Simulators (also called unrollers) turn a DynamicalModel into explicit NumPyro sample sites for latent states and observations on a provided time grid.

When to use each time argument

  • obs_times and obs_values must be provided together:
  • obs_times defines where observation sample sites (y_t) live.
  • obs_values provides conditioning values for those sites via obs=....
  • Typical use: observed-data simulation/inference on a known observation grid.
  • predict_times: use this when you want rollout trajectories at specific times for simulation and/or post-filter rollout.
  • In filter-rollout mode, predictions are generated at predict_times from filtered posteriors.
  • Typical use: forward simulation, forecasting, or dense trajectories for visualization.
  • If both are provided:
  • obs_times controls filtering/conditioning points.
  • predict_times controls where predicted trajectories are reported.
  • If both are omitted: simulator does not run and adds no deterministic sites.

Context and caveats

  • NumPyro context required: simulators call numpyro.sample(...) and draw randomness via NumPyro PRNG keys, so they must run inside a NumPyro model (or a numpyro.handlers.seed(...) context).
  • Conditioning is optional: if obs_values is provided (e.g. dsx.sample(..., DynamicalModel(...), obs_times=..., obs_values=...)), simulators pass these values as obs=... to the observation numpyro.sample sites.
  • Prefer filtering for inference: for parameter inference that marginalizes latent trajectories, prefer filtering (dynestyx.inference.filters.Filter) over simulators.

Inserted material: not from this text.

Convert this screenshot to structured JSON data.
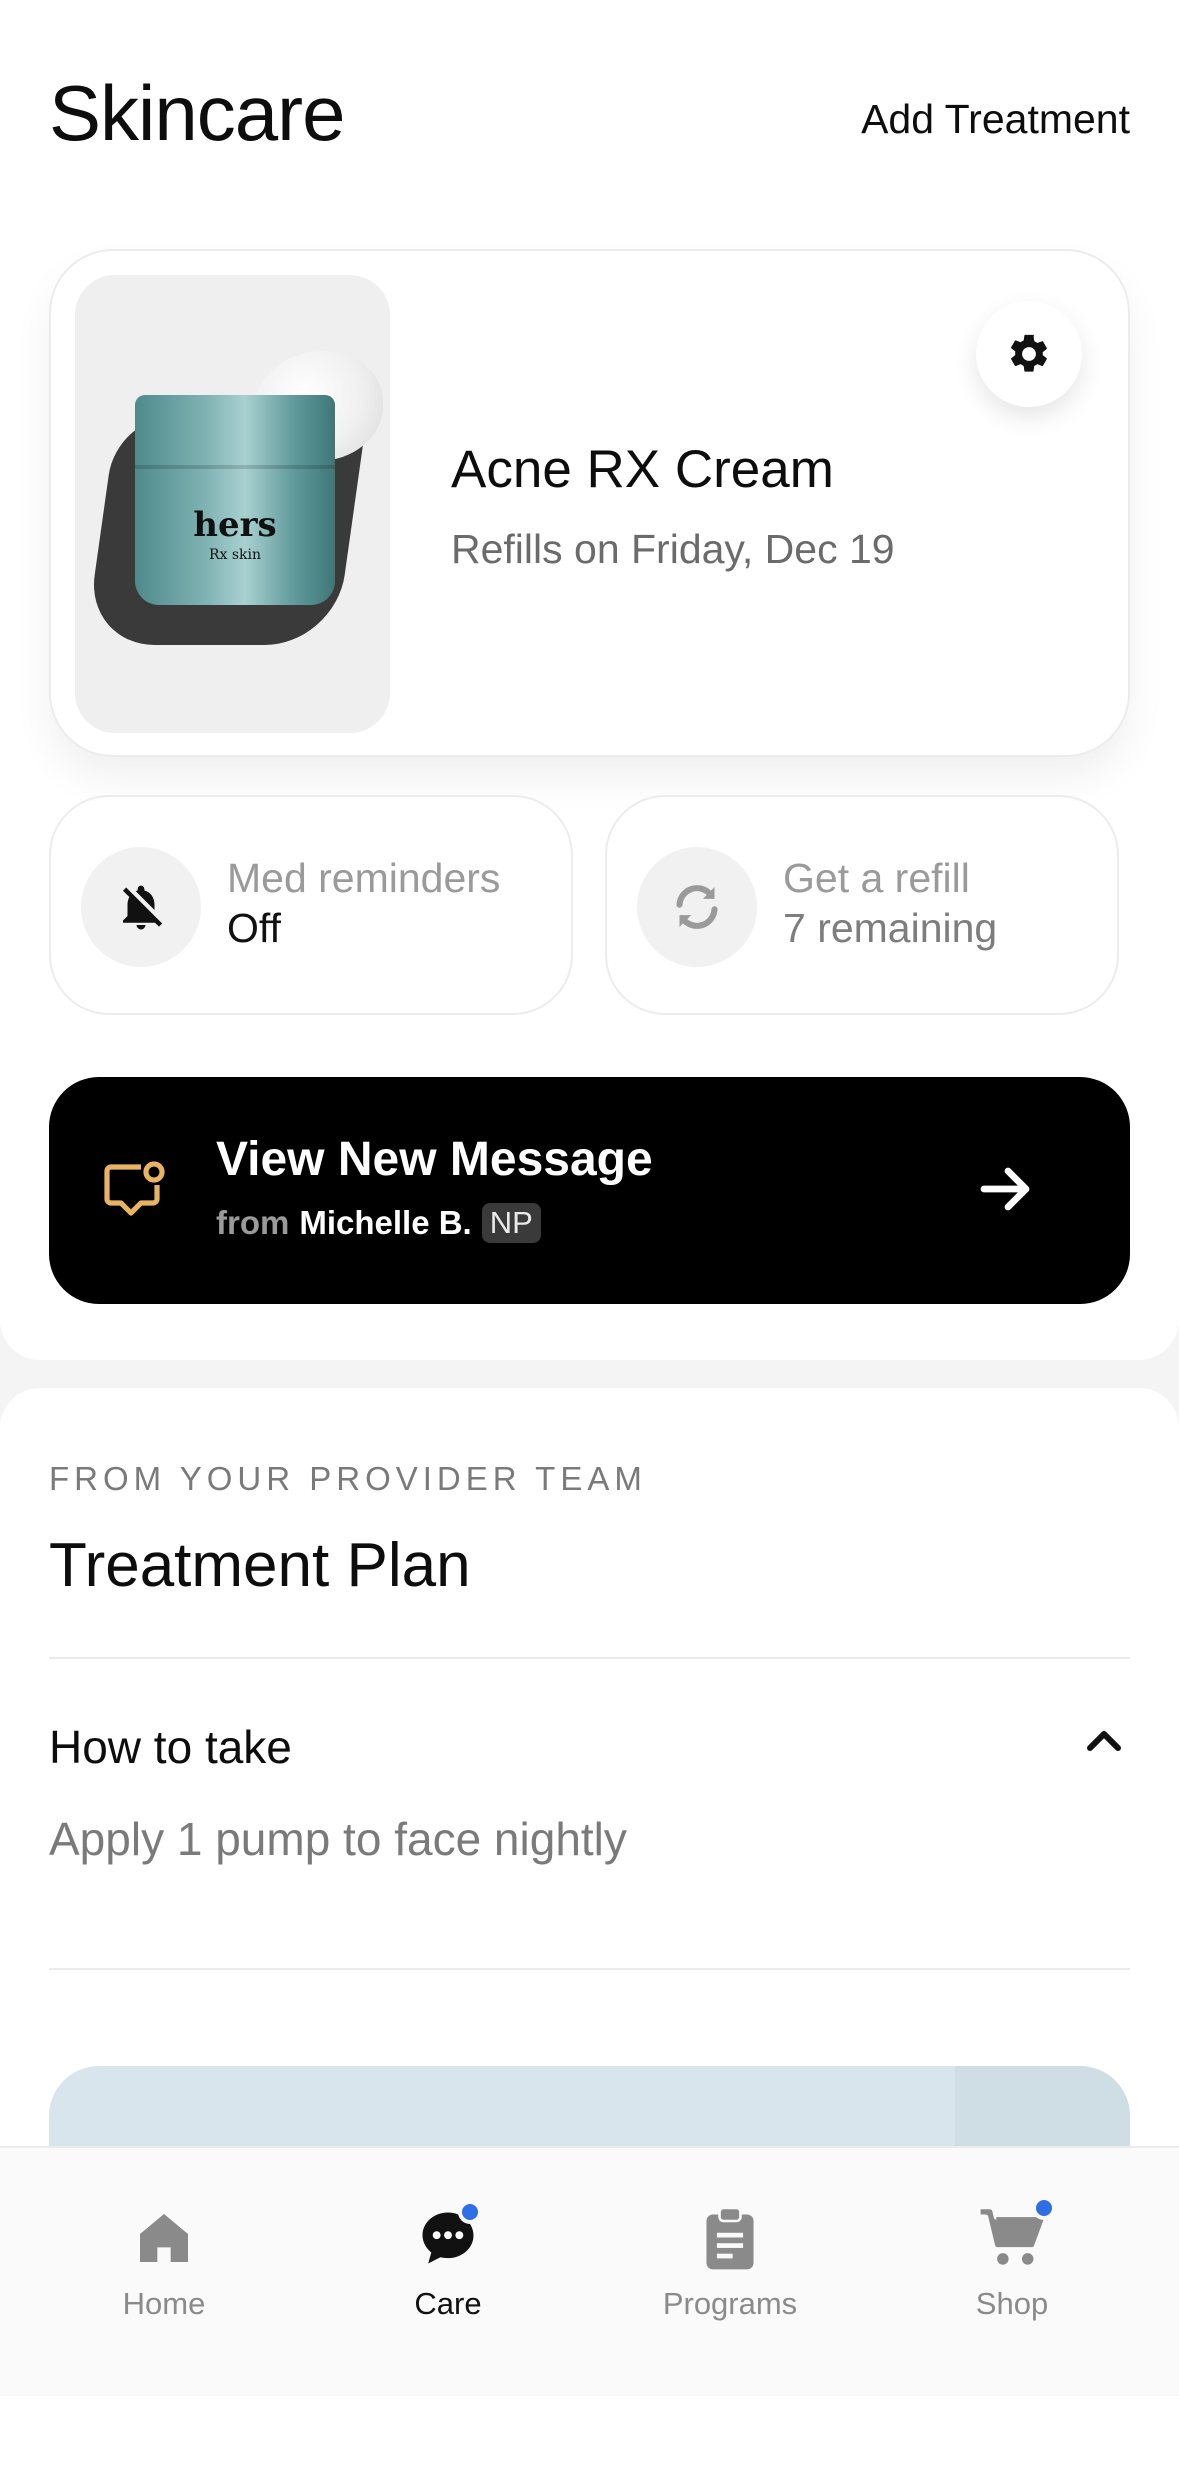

In particular, conditioning directly on observations with SDESimulator is usually a poor inference strategy.

Deterministic sites

When simulator trajectories are produced, sites are recorded as "{name}_{key}" where name is the first argument to dsx.sample(name, dynamics, ...) (conventionally "f"):

  • "f_times": trajectory time grid, shape (n_sim, T),
  • "f_states": latent trajectory, shape (n_sim, T, state_dim),
  • "f_observations": sampled or conditioned emissions, shape (n_sim, T, obs_dim).

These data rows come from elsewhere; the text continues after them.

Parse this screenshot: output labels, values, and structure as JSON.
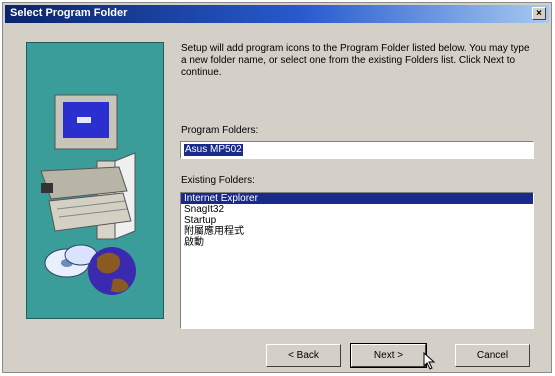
{
  "window": {
    "title": "Select Program Folder",
    "close_glyph": "×"
  },
  "instructions": "Setup will add program icons to the Program Folder listed below. You may type a new folder name, or select one from the existing Folders list. Click Next to continue.",
  "program_folder": {
    "label": "Program Folders:",
    "value": "Asus MP502"
  },
  "existing_folders": {
    "label": "Existing Folders:",
    "items": [
      "Internet Explorer",
      "SnagIt32",
      "Startup",
      "附屬應用程式",
      "啟動"
    ],
    "selected_index": 0
  },
  "buttons": {
    "back": "< Back",
    "next": "Next >",
    "cancel": "Cancel"
  },
  "icons": [
    "close-icon",
    "computer-icon",
    "globe-icon",
    "disc-icon",
    "mouse-cursor-icon"
  ],
  "colors": {
    "titlebar": "#0a246a",
    "banner": "#3a9d9a",
    "selection": "#1a2a8a"
  }
}
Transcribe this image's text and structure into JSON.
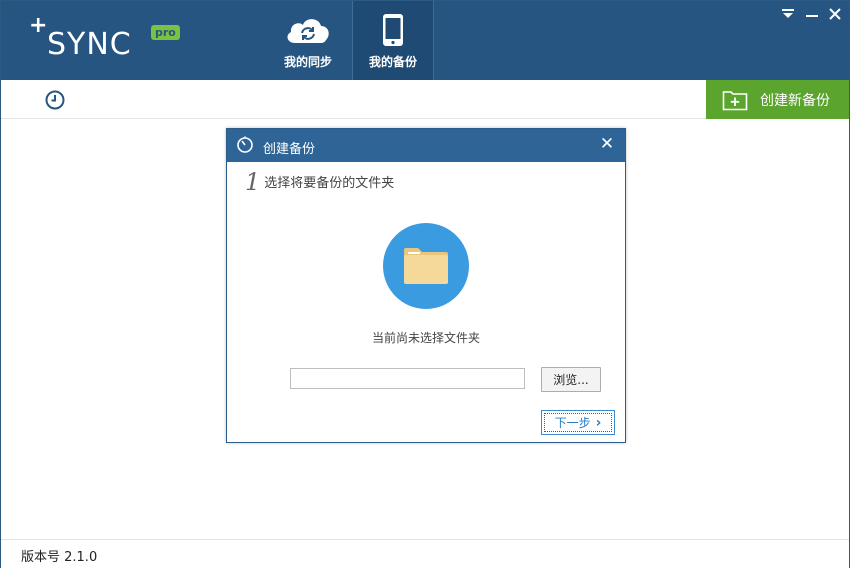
{
  "app": {
    "logo_plus": "+",
    "logo_word": "SYNC",
    "logo_badge": "pro"
  },
  "nav": {
    "tabs": [
      {
        "label": "我的同步",
        "icon": "cloud-sync-icon",
        "active": false
      },
      {
        "label": "我的备份",
        "icon": "phone-icon",
        "active": true
      }
    ]
  },
  "window_controls": {
    "menu_glyph": "▼",
    "minimize_glyph": "—",
    "close_glyph": "✕"
  },
  "toolbar": {
    "history_icon": "clock-icon",
    "new_backup_label": "创建新备份"
  },
  "dialog": {
    "title": "创建备份",
    "close_glyph": "✕",
    "step_number": "1",
    "step_text": "选择将要备份的文件夹",
    "status_text": "当前尚未选择文件夹",
    "path_value": "",
    "browse_label": "浏览...",
    "next_label": "下一步",
    "next_glyph": "›"
  },
  "footer": {
    "version_text": "版本号 2.1.0"
  },
  "colors": {
    "titlebar": "#265582",
    "active_tab": "#1e4a73",
    "new_backup_button": "#5ba42e",
    "dialog_header": "#2f6496",
    "folder_circle": "#3a9be0",
    "folder": "#f5d99a",
    "pro_badge": "#7cc242"
  }
}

In filter-rollout mode (predict_times with filtered posteriors), additional keys "f_predicted_states", "f_predicted_times", and "f_predicted_observations" are recorded.

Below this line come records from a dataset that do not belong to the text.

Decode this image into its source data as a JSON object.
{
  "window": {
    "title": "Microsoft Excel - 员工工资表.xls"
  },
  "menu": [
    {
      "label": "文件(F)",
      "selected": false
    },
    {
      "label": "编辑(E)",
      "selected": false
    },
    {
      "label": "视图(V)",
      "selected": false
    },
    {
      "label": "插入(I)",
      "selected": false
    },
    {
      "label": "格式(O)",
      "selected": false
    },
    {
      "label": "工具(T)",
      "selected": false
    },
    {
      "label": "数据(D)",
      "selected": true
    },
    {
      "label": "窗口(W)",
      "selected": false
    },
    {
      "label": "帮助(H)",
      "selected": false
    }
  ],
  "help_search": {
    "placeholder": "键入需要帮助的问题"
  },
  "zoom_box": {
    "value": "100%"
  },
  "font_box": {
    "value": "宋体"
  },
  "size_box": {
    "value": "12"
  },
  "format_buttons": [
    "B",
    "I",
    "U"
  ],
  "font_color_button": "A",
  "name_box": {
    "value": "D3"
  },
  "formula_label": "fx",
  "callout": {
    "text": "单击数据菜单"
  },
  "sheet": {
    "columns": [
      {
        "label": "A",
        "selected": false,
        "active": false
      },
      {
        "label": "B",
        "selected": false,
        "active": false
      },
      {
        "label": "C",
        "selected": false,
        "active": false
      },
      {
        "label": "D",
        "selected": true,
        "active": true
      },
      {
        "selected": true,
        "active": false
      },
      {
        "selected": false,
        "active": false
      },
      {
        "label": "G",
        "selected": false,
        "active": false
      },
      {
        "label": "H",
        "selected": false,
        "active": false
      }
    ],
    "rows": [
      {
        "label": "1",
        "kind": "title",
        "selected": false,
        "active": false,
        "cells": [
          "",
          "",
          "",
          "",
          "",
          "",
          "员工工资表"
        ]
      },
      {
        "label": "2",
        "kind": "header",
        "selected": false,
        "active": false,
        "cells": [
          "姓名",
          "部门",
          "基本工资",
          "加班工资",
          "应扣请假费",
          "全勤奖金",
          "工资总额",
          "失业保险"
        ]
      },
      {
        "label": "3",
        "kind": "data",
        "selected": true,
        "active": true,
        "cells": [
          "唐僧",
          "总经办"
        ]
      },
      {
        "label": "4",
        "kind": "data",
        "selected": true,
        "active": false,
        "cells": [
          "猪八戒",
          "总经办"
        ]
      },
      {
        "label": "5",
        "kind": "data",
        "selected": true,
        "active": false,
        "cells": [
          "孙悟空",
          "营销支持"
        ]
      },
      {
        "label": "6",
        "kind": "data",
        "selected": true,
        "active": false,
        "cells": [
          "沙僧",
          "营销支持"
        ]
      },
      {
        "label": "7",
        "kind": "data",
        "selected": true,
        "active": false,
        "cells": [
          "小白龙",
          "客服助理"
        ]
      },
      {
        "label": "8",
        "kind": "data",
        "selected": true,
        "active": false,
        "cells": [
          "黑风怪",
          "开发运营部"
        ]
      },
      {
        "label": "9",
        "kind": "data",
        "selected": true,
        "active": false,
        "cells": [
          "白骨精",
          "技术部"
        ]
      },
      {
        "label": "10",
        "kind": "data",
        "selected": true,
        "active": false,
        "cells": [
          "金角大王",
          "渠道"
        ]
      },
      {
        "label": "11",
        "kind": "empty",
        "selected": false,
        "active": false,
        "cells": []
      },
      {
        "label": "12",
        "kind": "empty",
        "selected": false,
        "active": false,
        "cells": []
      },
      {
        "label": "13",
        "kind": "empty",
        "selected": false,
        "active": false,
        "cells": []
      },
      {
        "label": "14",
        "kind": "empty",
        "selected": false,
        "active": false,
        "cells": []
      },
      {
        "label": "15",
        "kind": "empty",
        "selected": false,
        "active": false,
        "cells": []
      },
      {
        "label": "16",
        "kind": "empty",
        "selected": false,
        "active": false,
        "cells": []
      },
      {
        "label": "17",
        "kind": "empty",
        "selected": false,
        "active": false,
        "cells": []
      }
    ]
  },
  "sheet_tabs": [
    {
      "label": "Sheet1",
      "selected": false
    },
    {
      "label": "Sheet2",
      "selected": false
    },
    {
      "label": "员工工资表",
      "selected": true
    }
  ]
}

Under numpyro.infer.Predictive(model, num_samples=N), NumPyro prepends a leading num_samples axis, giving final shapes (num_samples, n_sim, T, dim). Use dynestyx.flatten_draws to collapse the (num_samples, n_sim) prefix into one axis for plotting or downstream analysis.

If both obs_times and predict_times are omitted, no simulation is performed and these sites are not added.

BaseSimulator

Bases: ObjectInterpretation, HandlesSelf

Base class for simulator/unroller handlers.

Interprets dsx.sample(name, dynamics, obs_times=..., obs_values=..., ...) by unrolling dynamics into NumPyro sample sites (latent states and emissions) on the provided time grid.

When the simulator runs, it records the solved trajectories as deterministic sites (conventionally "times", "states", and "observations").

Notes
  • If obs_times is None, the handler is a no-op.
  • If obs_values is provided, observation sample sites are conditioned via obs=....
  • Conditioning (obs_values is not None) is only supported for n_simulations == 1. Subclasses that permit conditioning enforce this via the base-class guard in _sample_ds; they do not need to duplicate the check themselves.